Meeting Abstract
38.2 Saturday, Jan. 5 Sensory signals and predator search performance at the low prey density limit HEIN, A. M.*; MCKINLEY, S. A.; University of Florida; University of Florida amhein@ufl.edu
Organisms of all types collect sensory measurements from their environments. In some cases, these measurements contain information about the locations of resources such as prey. We show how simple mathematical models of predator sensing and search decision-making can be scaled up to describe one of the fundamental rate functions associated with predator-prey interactions: the predator functional response, which describes how the per-capita rate at which predators encounter and consume prey depends on prey density. Most classic models of functional response assume that, until a predator locates a prey item, the predator moves through its environment in a manner that is independent of the locations of prey. We show that relaxing this assumption and allowing predators to detect and modify search behavior in response to noisy sensory signals emitted by prey causes a qualitative change in functional response. Predators that alter their movement behavior in response to prey signals encounter prey more frequently than predators that search without using information about prey positions. Interestingly, this difference in search performance is strongest at low prey densities, where predators that utilize even minimal noisy prey signals have a huge advantage over predators that forage without using sensory data.

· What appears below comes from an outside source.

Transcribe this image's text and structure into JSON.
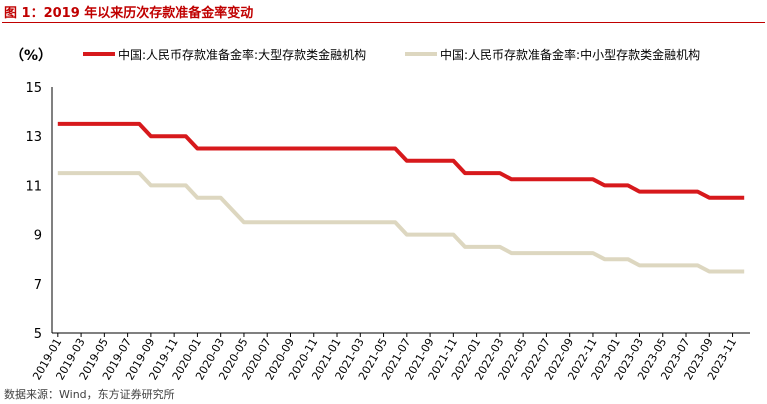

We suggest that evolution of long-range prey sensory mechanisms such as sensitive olfaction and the corresponding decision-making machinery may be driven by the need to reliably locate prey when prey density is extremely low. More generally, our methodology provides a means of scaling up individual-level sensory processes to describe a fundamental population-level rate parameter that has bearing on species interactions, population dynamics, and food web stability.